The postwar independent record business was risky and brawl­ing—but Syd Nathan was a pugnacious entrepreneur. As an associate later recalled, he was a "short, round, rough, gruff man with a nose like Porky Pig and two Coca-Cola bottles for eyeglasses." He smoked cigars, growled hoarsely, and governed his record label like a modern-day fiefdom, barking out orders to underlings. He turned King into one of the few vertically integrated operations in the music business. He owned his own studio, he owned the plant that stamped his records, and he owned the press that printed King's record jack­ets. He also drove hard bargains, offering his race and folk artists a flat fee to record, and taking care to purchase the copyright on virtu­ally every song that his label issued. The most lucrative aspect of the music business is song publishing: whoever owns the publishing rights to a piece of music is in a position to make money every time the sheet music or a recording of the song is sold, and virtually every time the music is performed live, or a recording of it is broadcast. Trying to maximize his profits, Nathan became a virtuoso at imagi­natively exploiting his catalogue of songs, having his folk acts record race songs that he owned, and vice versa: one of Wynonie Harris' biggest hits was a remake of an earlier country hit for King, Hank Penny's "Bloodshot Eyes." Cheerfully philistine by temperament, Nathan took special pride in making money from smutty songs no other label would touch, churning out off-color records with titles like "I Want a Bowlegged Woman," the notorious "Work With Me Annie," and its equally notorious sequel, "Annie Had a Baby."

"The first thing you learn is that everyone is a liar," Syd Nathan once snapped to an inquiring reporter: "The only thing that matters is the song. Buy the song, own the song, but remember, no matter what anyone tells you, they are liars until they have convinced you they are telling the truth."
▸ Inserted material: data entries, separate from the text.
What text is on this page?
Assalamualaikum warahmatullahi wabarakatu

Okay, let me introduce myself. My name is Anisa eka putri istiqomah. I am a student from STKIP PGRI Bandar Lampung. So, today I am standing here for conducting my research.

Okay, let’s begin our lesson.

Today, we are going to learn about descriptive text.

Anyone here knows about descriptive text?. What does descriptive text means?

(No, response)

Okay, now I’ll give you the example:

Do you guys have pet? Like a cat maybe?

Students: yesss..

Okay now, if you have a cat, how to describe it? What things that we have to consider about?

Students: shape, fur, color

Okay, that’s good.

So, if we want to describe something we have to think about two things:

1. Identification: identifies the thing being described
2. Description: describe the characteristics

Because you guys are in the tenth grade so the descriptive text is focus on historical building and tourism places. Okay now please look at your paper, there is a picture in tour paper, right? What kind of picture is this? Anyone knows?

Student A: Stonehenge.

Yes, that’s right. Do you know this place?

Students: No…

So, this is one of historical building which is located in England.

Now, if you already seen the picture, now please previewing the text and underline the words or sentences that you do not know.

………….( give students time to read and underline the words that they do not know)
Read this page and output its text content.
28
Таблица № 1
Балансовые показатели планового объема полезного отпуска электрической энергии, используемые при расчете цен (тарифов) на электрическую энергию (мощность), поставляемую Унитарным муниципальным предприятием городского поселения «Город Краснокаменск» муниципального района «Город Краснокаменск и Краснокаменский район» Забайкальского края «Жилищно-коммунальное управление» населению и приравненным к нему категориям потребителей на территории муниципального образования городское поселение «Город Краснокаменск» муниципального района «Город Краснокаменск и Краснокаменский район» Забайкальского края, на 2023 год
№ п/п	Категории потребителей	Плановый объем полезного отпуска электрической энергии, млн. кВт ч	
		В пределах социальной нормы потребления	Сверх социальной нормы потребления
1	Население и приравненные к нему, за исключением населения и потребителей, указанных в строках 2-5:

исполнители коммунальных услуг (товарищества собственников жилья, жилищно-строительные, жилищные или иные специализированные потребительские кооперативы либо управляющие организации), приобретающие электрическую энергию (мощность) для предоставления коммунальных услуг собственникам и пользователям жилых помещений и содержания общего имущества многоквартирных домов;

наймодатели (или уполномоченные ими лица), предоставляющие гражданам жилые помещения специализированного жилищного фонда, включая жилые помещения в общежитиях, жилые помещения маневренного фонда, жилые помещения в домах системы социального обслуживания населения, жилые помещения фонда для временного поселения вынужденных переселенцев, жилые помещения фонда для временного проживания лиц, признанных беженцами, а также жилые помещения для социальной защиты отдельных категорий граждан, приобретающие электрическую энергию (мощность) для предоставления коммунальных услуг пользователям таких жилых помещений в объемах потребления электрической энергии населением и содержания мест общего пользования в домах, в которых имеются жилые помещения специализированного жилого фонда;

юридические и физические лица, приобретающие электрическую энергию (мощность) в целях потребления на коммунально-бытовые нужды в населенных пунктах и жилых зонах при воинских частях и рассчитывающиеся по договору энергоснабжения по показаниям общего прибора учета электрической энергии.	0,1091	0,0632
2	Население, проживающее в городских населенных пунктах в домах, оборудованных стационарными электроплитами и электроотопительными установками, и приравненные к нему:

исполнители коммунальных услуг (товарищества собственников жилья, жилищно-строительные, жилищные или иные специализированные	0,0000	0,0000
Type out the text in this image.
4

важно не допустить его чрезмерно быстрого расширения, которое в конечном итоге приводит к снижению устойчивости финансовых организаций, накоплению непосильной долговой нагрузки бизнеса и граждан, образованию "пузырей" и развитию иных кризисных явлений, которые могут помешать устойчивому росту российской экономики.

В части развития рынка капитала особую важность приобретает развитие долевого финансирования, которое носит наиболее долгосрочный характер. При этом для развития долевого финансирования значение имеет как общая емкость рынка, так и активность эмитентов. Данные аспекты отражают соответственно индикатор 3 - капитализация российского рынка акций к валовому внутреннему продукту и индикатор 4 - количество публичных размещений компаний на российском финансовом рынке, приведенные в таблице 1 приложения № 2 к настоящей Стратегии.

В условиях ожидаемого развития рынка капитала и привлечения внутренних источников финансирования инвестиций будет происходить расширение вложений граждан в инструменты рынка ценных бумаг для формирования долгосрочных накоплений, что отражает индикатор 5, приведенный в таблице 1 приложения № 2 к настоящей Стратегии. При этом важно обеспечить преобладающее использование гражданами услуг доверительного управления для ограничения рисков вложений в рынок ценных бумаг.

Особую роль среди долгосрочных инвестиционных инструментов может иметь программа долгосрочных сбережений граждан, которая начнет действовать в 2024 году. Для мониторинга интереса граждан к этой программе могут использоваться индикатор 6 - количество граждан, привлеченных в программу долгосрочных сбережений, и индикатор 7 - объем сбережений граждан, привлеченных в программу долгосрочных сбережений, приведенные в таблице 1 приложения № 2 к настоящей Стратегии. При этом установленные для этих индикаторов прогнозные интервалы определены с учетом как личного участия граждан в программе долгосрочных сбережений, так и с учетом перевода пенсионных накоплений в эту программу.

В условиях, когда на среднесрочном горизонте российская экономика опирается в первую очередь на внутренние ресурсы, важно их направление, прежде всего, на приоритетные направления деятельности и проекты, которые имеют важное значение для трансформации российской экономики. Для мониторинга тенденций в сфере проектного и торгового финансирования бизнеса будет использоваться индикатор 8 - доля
Nathan's vulgarity was legendary—but in Wynonie Harris, he met his match. In 1947, Nathan and an associate journeyed to New York City to talk Harris into signing with King. As Nathan told the story a few years later, they found Mister Blues "in a backstreet dingy hotel in Harlem. . . . And when we knocked on the door, he says 'come in,' and there were three gals in the room with him. All naked. So one of them opened her mouth, and he threw her out in the hall without any clothes on. ... So we sat there talking to this drunk, stupid indi­vidual—and if he were here I'd tell it to him (he's got a little more sense since then)—till six o'clock in the morning." As the sun rose in the east, Harris signed with King.

"Good Rockin' Tonight" was the first in a series of best-sellers that Harris recorded for Nathan's label. The consistent popularity of his recordings for King over the next five years made him wealthy and famous.

"As a statement of fact, clean of any attempt to brag about it, I'm the highest-paid blues singer in the business," Harris boasted in 1954 (just as his star was starting to fade). "I'm a $1,500 a week man. Most of the other fellows sing for $50 to $75 a night. I don't. That is why I'm no Broadway star. The crooners star on the Great White Way and get swamped with Coca-Cola-drinking bobby-soxers and other 'jail bait.' I star in Georgia, Texas, Alabama, Tennessee and Missouri and get those who have money to buy stronger stuff and my records to play while they drink it. I like to sing to women with meat on their bones and that long, green stuff in their pockets. You find them mostly down south. As a matter of fact, I like all kinds of women, regardless of what color they are or what size and shape they may have. Just so long as they're breathing, that's me!"

Such vainglory was a sign of "good rockin' " to come. For Wynonie Harris and those who would follow in his footsteps, from Chuck Berry to Mick Jagger to Prince, the new music would, in time, become what Big Joe Turner's blues had been at the Sunset in Kansas City—"a way of life," a free life, an "only life." Organized, like jump, around the single-minded pursuit of simple musical pleasures, rock, too, would hold out the promise of wealth, of fame, of physical gratification without measure or limit.